Heute in den Feuilletons

Feind aller

Die kommentierte Kulturpresseschau. Wochentags um 9 Uhr, sonnabends um 10 Uhr.
12.12.2008. Die NZZ wundert sich: Dafür dass die Amerikaner weltpolitisch doch ziemlich unterwegs sind, haben sie ganz schön wenige Auslandskorrespondenten. Die taz hört schottischen Pop und findet ihn "aufgeladen und bereit". Die FR erkundet Griechenlands Willen zur Gewalt. In der SZ befasst sich der Literaturtheoretiker Daniel Heller-Roazen mit den Piraten. Die Welt informiert über polnische Einwände gegen ein "Haus der europäischen Geschichte".

NZZ, 12.12.2008

Auf der Medienseite widmen sich Heribert Seifert und Stephan Russ-Mohl der schrumpfenden Auslandsberichterstattung durch die amerikanischen Zeitungen: Nur noch 140 Journalisten sitzen, das hat eine Studie für das Joan Shorenstein Center ergeben, auf Auslandsposten: Aber Seifert und Russ-Mohl wollen das nicht als Beleg für das 'stupid American phenomenon' ansehen: "Weitere Daten, die das Project for Excellence in Journalism kürzlich vorgelegt hat, deuten darauf hin, dass die starke Lokalorientierung der US-Zeitungen und Fernsehsender nicht, wie von Redaktionschefs und Medienmanagern gerne behauptet, den Publikumswünschen entspricht: Während sich die Zeitungen aus der Auslandberichterstattung zurückziehen, wird diese nämlich im Internet heftig nachgefragt."

Augenreibend liest Heribert Seifert das Handbuch "Deutsche Auslandskorrespondenten": "So zählt das Handbuch in Brüssel mit 469 Personen die größte Ansammlung deutscher Auslandberichterstatter, ohne dass der Medienkonsument von diesem journalistischen Bataillon eine sonderlich beeindruckende Leistung geboten bekäme."

Im Feuilleton erklärt der Historiker Jörg Fisch in einem instruktiven Text, wie sich die Spannungen zwischen Hindus und Muslimen in Indien über die Jahrhundert entwickelt haben und welche unschöne Rolle die Briten dabei spielten. Jürgen Tietz würdigt die von den Architekten Fuensanta Nieto und Enrique Sobejano erweiterte Moritzburg.

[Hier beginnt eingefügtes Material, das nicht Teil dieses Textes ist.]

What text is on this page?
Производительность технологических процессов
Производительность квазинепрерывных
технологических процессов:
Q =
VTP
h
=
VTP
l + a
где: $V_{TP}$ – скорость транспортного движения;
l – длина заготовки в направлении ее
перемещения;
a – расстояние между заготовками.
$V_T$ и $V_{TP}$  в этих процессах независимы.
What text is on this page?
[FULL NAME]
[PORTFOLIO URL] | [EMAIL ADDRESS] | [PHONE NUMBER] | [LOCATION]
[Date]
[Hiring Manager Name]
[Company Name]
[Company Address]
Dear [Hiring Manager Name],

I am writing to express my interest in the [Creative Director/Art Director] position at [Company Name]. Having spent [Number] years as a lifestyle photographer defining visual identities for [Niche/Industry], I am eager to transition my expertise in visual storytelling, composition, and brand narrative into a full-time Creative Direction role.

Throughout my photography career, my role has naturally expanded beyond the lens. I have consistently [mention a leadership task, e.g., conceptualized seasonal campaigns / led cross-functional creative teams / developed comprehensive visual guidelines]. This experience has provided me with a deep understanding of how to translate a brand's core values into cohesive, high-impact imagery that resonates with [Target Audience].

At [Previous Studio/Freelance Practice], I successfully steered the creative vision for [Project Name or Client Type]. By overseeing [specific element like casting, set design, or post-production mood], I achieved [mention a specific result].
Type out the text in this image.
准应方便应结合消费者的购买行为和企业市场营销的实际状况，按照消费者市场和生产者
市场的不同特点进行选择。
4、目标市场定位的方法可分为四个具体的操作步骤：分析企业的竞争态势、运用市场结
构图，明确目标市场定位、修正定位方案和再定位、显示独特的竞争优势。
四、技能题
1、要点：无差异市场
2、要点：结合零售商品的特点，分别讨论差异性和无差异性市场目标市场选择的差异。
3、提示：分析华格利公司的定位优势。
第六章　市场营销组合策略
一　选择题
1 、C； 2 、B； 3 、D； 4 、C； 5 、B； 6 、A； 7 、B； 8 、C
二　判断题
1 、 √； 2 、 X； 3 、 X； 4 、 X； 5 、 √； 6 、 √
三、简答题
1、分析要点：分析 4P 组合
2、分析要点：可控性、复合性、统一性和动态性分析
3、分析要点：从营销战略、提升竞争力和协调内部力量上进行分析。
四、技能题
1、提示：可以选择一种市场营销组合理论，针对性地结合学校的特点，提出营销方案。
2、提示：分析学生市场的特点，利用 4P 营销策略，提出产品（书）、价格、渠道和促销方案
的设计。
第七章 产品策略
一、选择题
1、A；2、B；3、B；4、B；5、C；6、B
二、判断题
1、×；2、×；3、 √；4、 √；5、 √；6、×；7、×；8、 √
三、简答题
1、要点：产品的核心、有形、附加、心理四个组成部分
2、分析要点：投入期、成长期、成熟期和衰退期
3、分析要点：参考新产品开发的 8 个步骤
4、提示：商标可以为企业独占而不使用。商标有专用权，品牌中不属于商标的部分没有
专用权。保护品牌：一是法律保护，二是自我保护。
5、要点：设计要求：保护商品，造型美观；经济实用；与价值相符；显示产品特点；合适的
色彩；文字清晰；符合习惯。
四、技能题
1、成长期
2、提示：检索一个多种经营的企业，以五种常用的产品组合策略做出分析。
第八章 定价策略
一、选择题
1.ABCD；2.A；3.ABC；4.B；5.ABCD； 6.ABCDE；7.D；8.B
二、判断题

Besprochen wird Claus Guths und Ingo Metzmachers "Tristan und Isolde"-Inszenierung in Zürich.

Auf der Plattenseite unterhält sich Claus Lochbihler mit dem Jazzbassisten Charlie Haden über Country und das neue Album "Ramblin' Boy".

Welt, 12.12.2008

Gerhard Gnauck berichtet von polnischen Einwänden gegen das von EU-Parlamentspräsident Pöttering angeregte "Haus der Europäische Geschichte", für das jetzt ein Projektpapier vorgelegt wurde. "Skepsis wurde nicht nur auf dem Kaczynski-Flügel geäußert. Vor einer 'orwellschen' Uniformierung des Geschichtsbilds warnte ein Politiker aus dem liberalen Regierungslager. Ein Publizist spießte auf, die Jahrhunderte lange türkische Bedrohung Europas sei politisch korrekt zu einem 'starken Einfluss auf die europäische Geschichte' weichgespült worden. Auch werde die Rolle des Christentums vernachlässigt beziehungsweise auf den Einfluss 'klerikaler Strukturen' reduziert. Man könne Europa nicht anders als national erzählen, sonst gebe es 'eine schreckliche Kakophonie.'"

Weitere Artikel: Der Kulturwissenschaftler Claus Leggewie stellt die Frage: "Wie kann Europa einprägsame Bilder und Symbole entwickeln" kommt am Ende aber leider zu keiner klaren Antwort. In der Leitglosse stellt Hendrik Werner das deutsche und das österreichische "Wort des Jahres" vor - es handelt sich um die "Finanzkrise", respektive um einen gewissen "Lebensmenschen", der auf der Überholspur zu Tode kam. Hanns-Georg Rodek unterhält sich mit dem Schauspieler Sebastian Koch über seine Rolle in dem Film "In jeder Sekunde"

Besprochen werden ein "Tristan" unter Ingo Metzmacher und Claus Guth in Zürich, Ereignisse, Ereignisse des NRW-Tanzfestivals und ein Bildband mit Fotos Bertram Kobers von Hochsitzen, deren Vorteile vom Jäger Eckhard Fuhr kompetent erläutert werden: Schießt der Jäger, "geht die Kugel, weil von oben nach unten abgefeuert, immer ins Erdreich. Das ist unter Sicherheitsaspekten ein großer Vorteil in einem dicht besiedelten Land, das gleichwohl sehr wildreich ist."